A Turkish chef has unearthed recipes from the remotest corners of Turkey.
In Musa Dagdeviren’s ideal world, documenting traditional Turkish cuisine would be at the forefront of the country’s cultural conservation efforts. Diners would favour organic, locally grown produce cooked in old styles and “fast, modern, consumer” food would take a back seat.
The 50-year-old Turkish-Kurdish restaurateur, chef, food anthropologist, writer and researcher from south-east Anatolia has spent the past two decades combing Turkey’s remote villages for artisan recipes and produce that is disappearing in a tide of modernisation. His efforts have been dubbed ground-breaking; he’s a culinary Indiana Jones.
“While most restaurateurs in Istanbul are doing foreign or mod-Turkish, Dagdeviren is travelling the less hip and much harder path of researching forgotten traditions and unearthing the origins of regional Turkish cuisine,” says the owner of Efendy Turkish restaurant in Balmain, Somer Sivrioglu.
Typically Mediterranean-looking with a bush of black hair and matching moustache, Dagdeviren grew up in Nizip, a small village outside Gaziantep in south-east Anatolia, which is famed for its buttery-sweet baklava (pistachio and syrup pastry) and crispy lahmacun (flatbread topped with tomato and minced meat). Baking runs in his family: he started cooking at the age of five, dusting the swollen dough with flour in his uncle’s bakery.
In 1987, he opened Ciya Kebab in the bustling neighbourhood of Kadikoy, Istanbul. He intended to display the robust cuisine of Anatolia, which was losing momentum to fast-food chains flocking to the city. Researching old recipe books and talking to the ageing bakers of remote villages, Dagdeviren managed to put more than 100 different kebabs and lahmacun on the menu, many that hadn’t been seen for years. The restaurant was an instant hit. Eleven years later he opened Ciya Sofrasi next door, a simple, unassuming diner serving more than 1000 Anatolian and Mesopotamian halk yemegi (peasant foods).
Boasting myriad stews, meats, salads and meze dishes, all cooked according to the seasons and their regional specifications (if a vegetable is available in the market but it’s not in season, it won’t enter the kitchen), Ciya Sofrasi has been hailed a revolution.
Dishes such as lahm-i kiraz (a kebab of Syrian origin cooked with unripe cherries for a pronounced sourness), bastirmali pirpirim asi (sun-dried veal entrecote with wild purslane, sea asparagus, dried eggplant, sun-dried tomato, Antep peppers and green lentils) and kabak tatlisi (crystallised butternut pumpkin with tahini, lemon and walnut) attract hordes of devoted followers and have catapulted Dagdeviren to almost cult status.
Despite the fame, the child baker has never lost touch with his humble roots. “Like great art, most great food is created by people from poorer backgrounds,” he says through a translator.
“This greatness is created out of necessity rather than seeking excellence.

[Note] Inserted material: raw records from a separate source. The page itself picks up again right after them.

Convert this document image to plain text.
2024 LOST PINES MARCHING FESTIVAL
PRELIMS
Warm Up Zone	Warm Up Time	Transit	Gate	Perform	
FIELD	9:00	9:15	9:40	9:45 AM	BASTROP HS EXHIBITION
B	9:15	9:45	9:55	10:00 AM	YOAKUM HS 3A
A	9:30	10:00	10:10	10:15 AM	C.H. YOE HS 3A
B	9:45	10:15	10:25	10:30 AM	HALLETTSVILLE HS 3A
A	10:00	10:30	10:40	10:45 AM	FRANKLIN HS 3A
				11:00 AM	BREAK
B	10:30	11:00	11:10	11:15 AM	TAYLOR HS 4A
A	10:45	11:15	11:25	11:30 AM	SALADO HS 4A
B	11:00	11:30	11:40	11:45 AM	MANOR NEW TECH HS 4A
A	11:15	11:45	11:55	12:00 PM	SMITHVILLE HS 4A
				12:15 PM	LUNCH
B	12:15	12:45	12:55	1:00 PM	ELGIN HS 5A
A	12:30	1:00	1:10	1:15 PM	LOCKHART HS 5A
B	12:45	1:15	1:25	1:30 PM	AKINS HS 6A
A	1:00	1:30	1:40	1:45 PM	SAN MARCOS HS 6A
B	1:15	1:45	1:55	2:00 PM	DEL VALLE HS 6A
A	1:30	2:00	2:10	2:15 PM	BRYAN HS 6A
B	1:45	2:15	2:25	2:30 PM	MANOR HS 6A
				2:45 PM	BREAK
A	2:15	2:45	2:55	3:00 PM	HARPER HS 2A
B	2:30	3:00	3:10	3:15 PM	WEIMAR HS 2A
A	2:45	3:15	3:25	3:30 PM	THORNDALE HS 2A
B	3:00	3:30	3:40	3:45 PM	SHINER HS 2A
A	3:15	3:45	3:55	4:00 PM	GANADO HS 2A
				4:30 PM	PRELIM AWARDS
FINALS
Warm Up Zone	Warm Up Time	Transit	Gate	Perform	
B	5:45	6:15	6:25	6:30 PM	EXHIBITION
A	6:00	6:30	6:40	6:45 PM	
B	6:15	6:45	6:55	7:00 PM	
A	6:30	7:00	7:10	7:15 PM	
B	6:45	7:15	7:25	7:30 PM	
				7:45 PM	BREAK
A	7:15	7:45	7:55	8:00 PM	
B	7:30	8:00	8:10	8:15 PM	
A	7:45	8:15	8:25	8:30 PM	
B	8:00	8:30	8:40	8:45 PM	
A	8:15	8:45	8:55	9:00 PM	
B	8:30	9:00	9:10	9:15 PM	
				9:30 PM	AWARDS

When you experience scarcity, you instinctively learn to be creative – not for the sake of it but because you don’t have any other option.”
“Then there is the produce. In rural areas, people use what ingredients are readily available, like non-pasteurised goat or sheep milk, hour-old eggs from free-range hens, bread made from their own wheat, natural yeast like chamomile, tree barks and wild seeds. Then they prepare the dishes with clay pots and wood-fired ovens. City people don’t have access to any of this. It makes me question who is actually richer and who is actually poorer.”
Dagdeviren recently spent months travelling the length and breadth of eastern Anatolia and neighbouring Georgia and Syria, tracking the origins of doner kebab, a method of cooking bone-free or spiced ground meat on a charcoal fire.
He also uncovered dozens of new doner recipes, many of which had fallen into obscurity, such as a 15th-century Persian doner made from donkey meat.
“Gastronomy in Turkey has an inferiority complex,” he says. “Like Italy and Spain, we also have an immensely rich culinary history and culture. But unlike Italy and Spain, few people in Turkey know about it. Every graduate from culinary school knows how to make perfect ravioli. But none of them can count five types of manti [Turkish dumplings].”
Several years ago, Dagdeviren started publishing Yemek ve Kultur, a periodical now in its 20th issue, which documents the traditions and methodology of recipes on the verge of extinction. He is also establishing a gourmet academy specialising in traditional Turkish cuisine, which will include a root and seed centre of endangered produce.
“Food and its journey through history are elements which bind cultures together,” he says. “If we don’t start documenting it now, it will be lost forever.”